La carta redactada por Sánchez –más allá de las consecuencias que tenga– pone de manifiesto uno de los principales problemas que empozoñan la política española: que es un lodazal infecto, habitado por matones sin escrúpulos que buscan triturar carne indiscriminadamente. Sánchez ha reconocido estar enamorado de su mujer y, por lo tanto, la situación de linchamiento que está atravesando esta le afecta hasta el punto de pensarse dimitir. Sinceramente, si yo veo a mi pareja sufrir, habría hecho lo mismo. Me parece un acto de amor y la política está tan acostumbrada a este tipo de gestos que, inevitablemente, se han mofado de él y lo han interpretado como una mera treta victimista ingeniada por Sánchez. La misma organización Manos Limpias –impulsora de la vía penal contra Begoña Gómez– ha reconocido que las noticias en las que ha basado su denuncia contra ella podrían ser falsas. No es extraño que Sánchez se pregunte si vale la pena seguir. Ahora bien, aunque en este caso Sánchez y su esposa hayan sido víctimas de una persecución irracional, hay que recordarle al secretario general de los socialistas que ningún partido –incluido el suyo– están libres de culpa de haber participado en carnicerías y de haberse valido de bulos y difamaciones para atacar sin piedad a su adversario. Hablo por experiencia propia. Todas las formaciones políticas son culpables del clima irrespirable que vive la política española. Y si no hacen más daño no es porque no quieran, sino porque no pueden.
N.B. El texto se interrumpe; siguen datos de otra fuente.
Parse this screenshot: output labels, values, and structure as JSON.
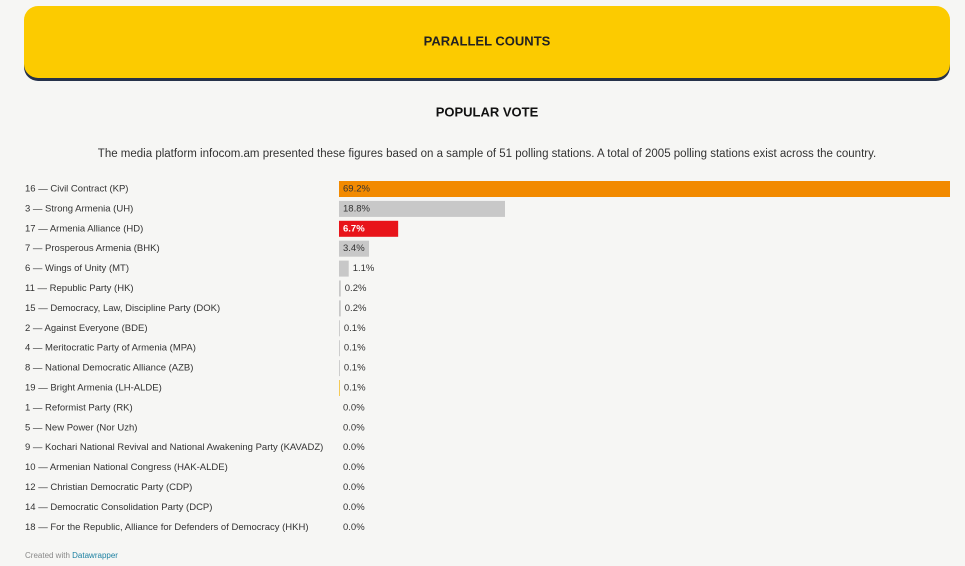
{
  "chart_data": {
    "type": "bar",
    "header": "PARALLEL COUNTS",
    "title": "POPULAR VOTE",
    "subtitle": "The media platform infocom.am presented these figures based on a sample of 51 polling stations. A total of 2005 polling stations exist across the country.",
    "categories": [
      "16 — Civil Contract (KP)",
      "3 — Strong Armenia (UH)",
      "17 — Armenia Alliance (HD)",
      "7 — Prosperous Armenia (BHK)",
      "6 — Wings of Unity (MT)",
      "11 — Republic Party (HK)",
      "15 — Democracy, Law, Discipline Party (DOK)",
      "2 — Against Everyone (BDE)",
      "4 — Meritocratic Party of Armenia (MPA)",
      "8 — National Democratic Alliance (AZB)",
      "19 — Bright Armenia (LH-ALDE)",
      "1 — Reformist Party (RK)",
      "5 — New Power (Nor Uzh)",
      "9 — Kochari National Revival and National Awakening Party (KAVADZ)",
      "10 — Armenian National Congress (HAK-ALDE)",
      "12 — Christian Democratic Party (CDP)",
      "14 — Democratic Consolidation Party (DCP)",
      "18 — For the Republic, Alliance for Defenders of Democracy (HKH)"
    ],
    "values": [
      69.2,
      18.8,
      6.7,
      3.4,
      1.1,
      0.2,
      0.2,
      0.1,
      0.1,
      0.1,
      0.1,
      0.0,
      0.0,
      0.0,
      0.0,
      0.0,
      0.0,
      0.0
    ],
    "value_labels": [
      "69.2%",
      "18.8%",
      "6.7%",
      "3.4%",
      "1.1%",
      "0.2%",
      "0.2%",
      "0.1%",
      "0.1%",
      "0.1%",
      "0.1%",
      "0.0%",
      "0.0%",
      "0.0%",
      "0.0%",
      "0.0%",
      "0.0%",
      "0.0%"
    ],
    "colors": [
      "#f28a00",
      "#c8c8c8",
      "#e8141a",
      "#c8c8c8",
      "#c8c8c8",
      "#c8c8c8",
      "#c8c8c8",
      "#c8c8c8",
      "#c8c8c8",
      "#c8c8c8",
      "#f5c542",
      "#c8c8c8",
      "#c8c8c8",
      "#c8c8c8",
      "#c8c8c8",
      "#c8c8c8",
      "#c8c8c8",
      "#c8c8c8"
    ]
  },
  "credit": {
    "text": "Created with",
    "link": "Datawrapper"
  }
}
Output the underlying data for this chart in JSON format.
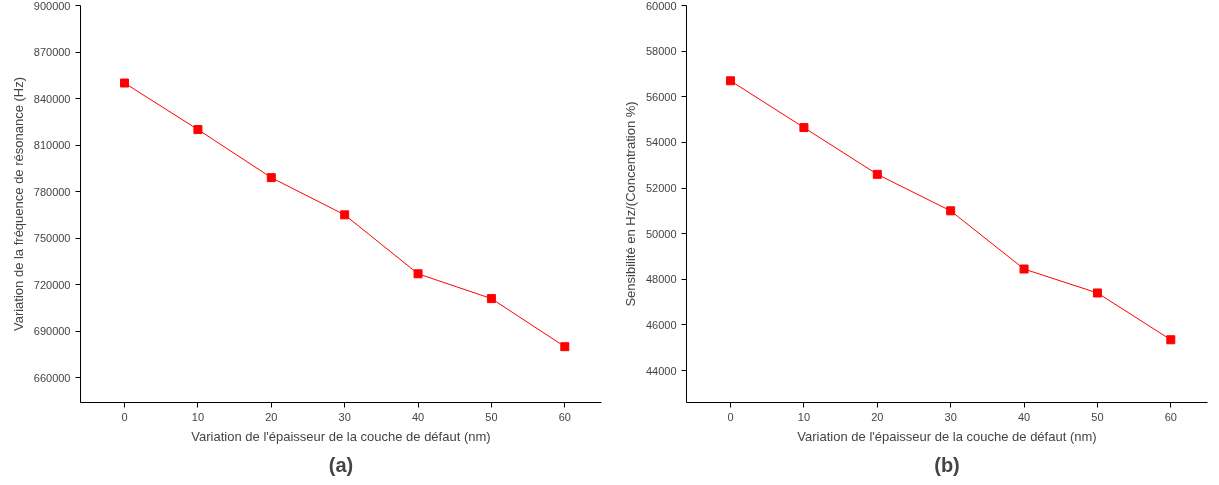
{
  "chart_data": [
    {
      "type": "line",
      "xlabel": "Variation de l'épaisseur de la couche de défaut (nm)",
      "ylabel": "Variation de la fréquence de résonance (Hz)",
      "annotations": [
        "(a)"
      ],
      "x": [
        0,
        10,
        20,
        30,
        40,
        50,
        60
      ],
      "series": [
        {
          "color": "#ff0000",
          "values": [
            850000,
            820000,
            789000,
            765000,
            727000,
            711000,
            680000
          ]
        }
      ],
      "marker": "square",
      "xlim": [
        -6,
        65
      ],
      "xticks": [
        0,
        10,
        20,
        30,
        40,
        50,
        60
      ],
      "ylim": [
        644000,
        900000
      ],
      "yticks": [
        660000,
        690000,
        720000,
        750000,
        780000,
        810000,
        840000,
        870000,
        900000
      ]
    },
    {
      "type": "line",
      "xlabel": "Variation de l'épaisseur de la couche de défaut (nm)",
      "ylabel": "Sensibilité en Hz/(Concentration %)",
      "annotations": [
        "(b)"
      ],
      "x": [
        0,
        10,
        20,
        30,
        40,
        50,
        60
      ],
      "series": [
        {
          "color": "#ff0000",
          "values": [
            56700,
            54650,
            52600,
            51000,
            48450,
            47400,
            45350
          ]
        }
      ],
      "marker": "square",
      "xlim": [
        -6,
        65
      ],
      "xticks": [
        0,
        10,
        20,
        30,
        40,
        50,
        60
      ],
      "ylim": [
        42600,
        60000
      ],
      "yticks": [
        44000,
        46000,
        48000,
        50000,
        52000,
        54000,
        56000,
        58000,
        60000
      ]
    }
  ]
}
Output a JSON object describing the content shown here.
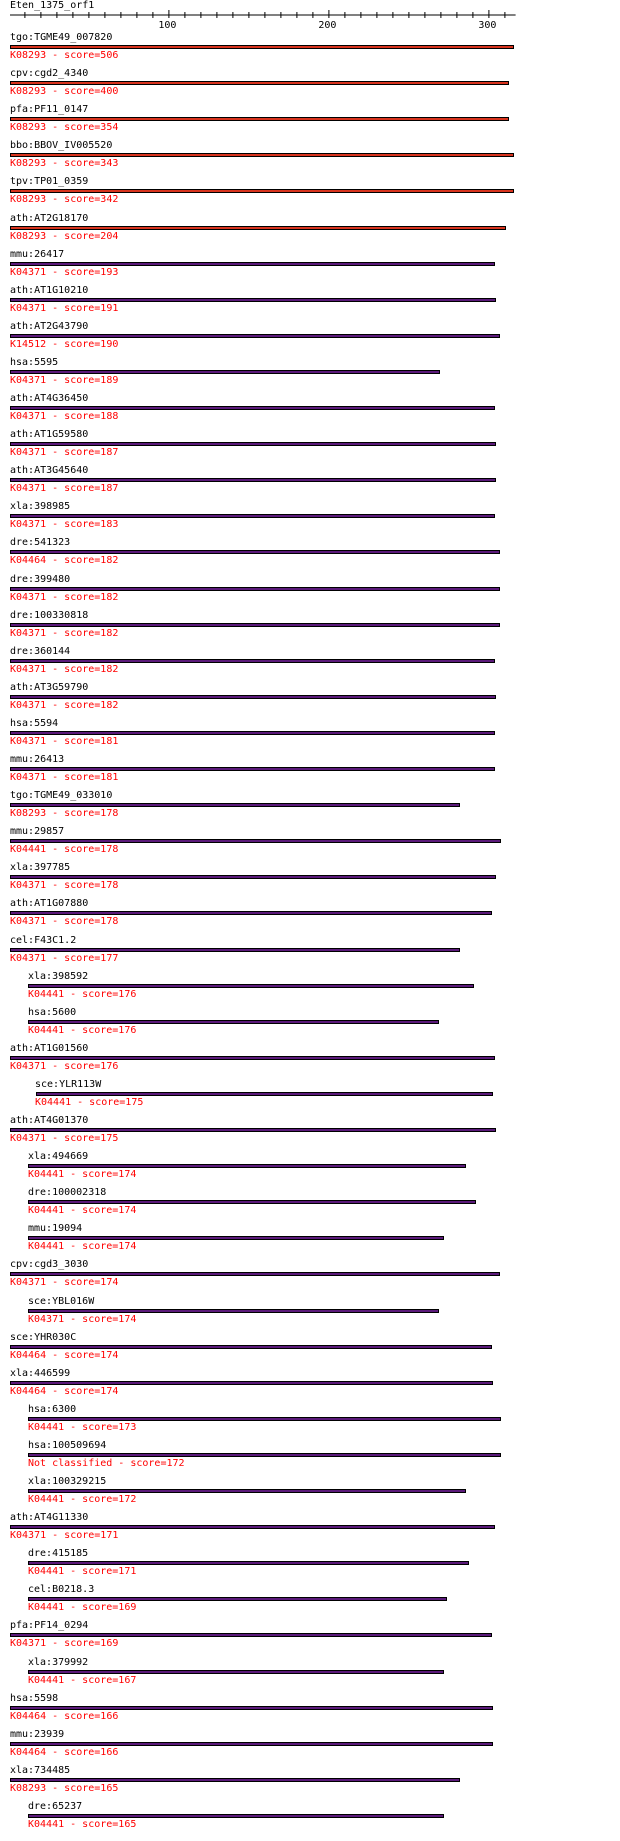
{
  "title": "Eten_1375_orf1",
  "axis": {
    "ticks": [
      100,
      200,
      300
    ],
    "min": 1,
    "max": 317
  },
  "colors": {
    "high": "#d8341e",
    "mid": "#5b1a7a",
    "text_sub": "#ff0000"
  },
  "hits": [
    {
      "label": "tgo:TGME49_007820",
      "sub": "K08293 - score=506",
      "start": 1,
      "end": 316,
      "level": "high",
      "indent": 0
    },
    {
      "label": "cpv:cgd2_4340",
      "sub": "K08293 - score=400",
      "start": 1,
      "end": 313,
      "level": "high",
      "indent": 0
    },
    {
      "label": "pfa:PF11_0147",
      "sub": "K08293 - score=354",
      "start": 1,
      "end": 313,
      "level": "high",
      "indent": 0
    },
    {
      "label": "bbo:BBOV_IV005520",
      "sub": "K08293 - score=343",
      "start": 1,
      "end": 316,
      "level": "high",
      "indent": 0
    },
    {
      "label": "tpv:TP01_0359",
      "sub": "K08293 - score=342",
      "start": 1,
      "end": 316,
      "level": "high",
      "indent": 0
    },
    {
      "label": "ath:AT2G18170",
      "sub": "K08293 - score=204",
      "start": 1,
      "end": 311,
      "level": "high",
      "indent": 0
    },
    {
      "label": "mmu:26417",
      "sub": "K04371 - score=193",
      "start": 1,
      "end": 304,
      "level": "mid",
      "indent": 0
    },
    {
      "label": "ath:AT1G10210",
      "sub": "K04371 - score=191",
      "start": 1,
      "end": 305,
      "level": "mid",
      "indent": 0
    },
    {
      "label": "ath:AT2G43790",
      "sub": "K14512 - score=190",
      "start": 1,
      "end": 307,
      "level": "mid",
      "indent": 0
    },
    {
      "label": "hsa:5595",
      "sub": "K04371 - score=189",
      "start": 1,
      "end": 270,
      "level": "mid",
      "indent": 0
    },
    {
      "label": "ath:AT4G36450",
      "sub": "K04371 - score=188",
      "start": 1,
      "end": 304,
      "level": "mid",
      "indent": 0
    },
    {
      "label": "ath:AT1G59580",
      "sub": "K04371 - score=187",
      "start": 1,
      "end": 305,
      "level": "mid",
      "indent": 0
    },
    {
      "label": "ath:AT3G45640",
      "sub": "K04371 - score=187",
      "start": 1,
      "end": 305,
      "level": "mid",
      "indent": 0
    },
    {
      "label": "xla:398985",
      "sub": "K04371 - score=183",
      "start": 1,
      "end": 304,
      "level": "mid",
      "indent": 0
    },
    {
      "label": "dre:541323",
      "sub": "K04464 - score=182",
      "start": 1,
      "end": 307,
      "level": "mid",
      "indent": 0
    },
    {
      "label": "dre:399480",
      "sub": "K04371 - score=182",
      "start": 1,
      "end": 307,
      "level": "mid",
      "indent": 0
    },
    {
      "label": "dre:100330818",
      "sub": "K04371 - score=182",
      "start": 1,
      "end": 307,
      "level": "mid",
      "indent": 0
    },
    {
      "label": "dre:360144",
      "sub": "K04371 - score=182",
      "start": 1,
      "end": 304,
      "level": "mid",
      "indent": 0
    },
    {
      "label": "ath:AT3G59790",
      "sub": "K04371 - score=182",
      "start": 1,
      "end": 305,
      "level": "mid",
      "indent": 0
    },
    {
      "label": "hsa:5594",
      "sub": "K04371 - score=181",
      "start": 1,
      "end": 304,
      "level": "mid",
      "indent": 0
    },
    {
      "label": "mmu:26413",
      "sub": "K04371 - score=181",
      "start": 1,
      "end": 304,
      "level": "mid",
      "indent": 0
    },
    {
      "label": "tgo:TGME49_033010",
      "sub": "K08293 - score=178",
      "start": 1,
      "end": 282,
      "level": "mid",
      "indent": 0
    },
    {
      "label": "mmu:29857",
      "sub": "K04441 - score=178",
      "start": 1,
      "end": 308,
      "level": "mid",
      "indent": 0
    },
    {
      "label": "xla:397785",
      "sub": "K04371 - score=178",
      "start": 1,
      "end": 305,
      "level": "mid",
      "indent": 0
    },
    {
      "label": "ath:AT1G07880",
      "sub": "K04371 - score=178",
      "start": 1,
      "end": 302,
      "level": "mid",
      "indent": 0
    },
    {
      "label": "cel:F43C1.2",
      "sub": "K04371 - score=177",
      "start": 1,
      "end": 282,
      "level": "mid",
      "indent": 0
    },
    {
      "label": "xla:398592",
      "sub": "K04441 - score=176",
      "start": 12,
      "end": 291,
      "level": "mid",
      "indent": 18
    },
    {
      "label": "hsa:5600",
      "sub": "K04441 - score=176",
      "start": 12,
      "end": 269,
      "level": "mid",
      "indent": 18
    },
    {
      "label": "ath:AT1G01560",
      "sub": "K04371 - score=176",
      "start": 1,
      "end": 304,
      "level": "mid",
      "indent": 0
    },
    {
      "label": "sce:YLR113W",
      "sub": "K04441 - score=175",
      "start": 17,
      "end": 303,
      "level": "mid",
      "indent": 25
    },
    {
      "label": "ath:AT4G01370",
      "sub": "K04371 - score=175",
      "start": 1,
      "end": 305,
      "level": "mid",
      "indent": 0
    },
    {
      "label": "xla:494669",
      "sub": "K04441 - score=174",
      "start": 12,
      "end": 286,
      "level": "mid",
      "indent": 18
    },
    {
      "label": "dre:100002318",
      "sub": "K04441 - score=174",
      "start": 12,
      "end": 292,
      "level": "mid",
      "indent": 18
    },
    {
      "label": "mmu:19094",
      "sub": "K04441 - score=174",
      "start": 12,
      "end": 272,
      "level": "mid",
      "indent": 18
    },
    {
      "label": "cpv:cgd3_3030",
      "sub": "K04371 - score=174",
      "start": 1,
      "end": 307,
      "level": "mid",
      "indent": 0
    },
    {
      "label": "sce:YBL016W",
      "sub": "K04371 - score=174",
      "start": 12,
      "end": 269,
      "level": "mid",
      "indent": 18
    },
    {
      "label": "sce:YHR030C",
      "sub": "K04464 - score=174",
      "start": 1,
      "end": 302,
      "level": "mid",
      "indent": 0
    },
    {
      "label": "xla:446599",
      "sub": "K04464 - score=174",
      "start": 1,
      "end": 303,
      "level": "mid",
      "indent": 0
    },
    {
      "label": "hsa:6300",
      "sub": "K04441 - score=173",
      "start": 12,
      "end": 308,
      "level": "mid",
      "indent": 18
    },
    {
      "label": "hsa:100509694",
      "sub": "Not classified - score=172",
      "start": 12,
      "end": 308,
      "level": "mid",
      "indent": 18
    },
    {
      "label": "xla:100329215",
      "sub": "K04441 - score=172",
      "start": 12,
      "end": 286,
      "level": "mid",
      "indent": 18
    },
    {
      "label": "ath:AT4G11330",
      "sub": "K04371 - score=171",
      "start": 1,
      "end": 304,
      "level": "mid",
      "indent": 0
    },
    {
      "label": "dre:415185",
      "sub": "K04441 - score=171",
      "start": 12,
      "end": 288,
      "level": "mid",
      "indent": 18
    },
    {
      "label": "cel:B0218.3",
      "sub": "K04441 - score=169",
      "start": 12,
      "end": 274,
      "level": "mid",
      "indent": 18
    },
    {
      "label": "pfa:PF14_0294",
      "sub": "K04371 - score=169",
      "start": 1,
      "end": 302,
      "level": "mid",
      "indent": 0
    },
    {
      "label": "xla:379992",
      "sub": "K04441 - score=167",
      "start": 12,
      "end": 272,
      "level": "mid",
      "indent": 18
    },
    {
      "label": "hsa:5598",
      "sub": "K04464 - score=166",
      "start": 1,
      "end": 303,
      "level": "mid",
      "indent": 0
    },
    {
      "label": "mmu:23939",
      "sub": "K04464 - score=166",
      "start": 1,
      "end": 303,
      "level": "mid",
      "indent": 0
    },
    {
      "label": "xla:734485",
      "sub": "K08293 - score=165",
      "start": 1,
      "end": 282,
      "level": "mid",
      "indent": 0
    },
    {
      "label": "dre:65237",
      "sub": "K04441 - score=165",
      "start": 12,
      "end": 272,
      "level": "mid",
      "indent": 18
    }
  ]
}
Los partidos políticos se hallan invadidos por desoficiados cuya única forma de sobrevivir –a falta de capacidad intelectual– es destrozando al adversario. Cada trozo de carne que arrancan de sus contrincantes es visto por su auditorio de fanáticos como un trofeo que le honra. Y en esto no hay límites ni colores: si se puede matar, se mata. La ética es sustituida por la necesidad de un sueldo mensual.
El intento de Sánchez de proteger a su esposa es uno de esos gestos que te reconcilian con la actividad política. Los tontos siempre ven el amor como un síntoma de debilidad. Y la única explicación para que lo vean así es que son tontos. Sin más.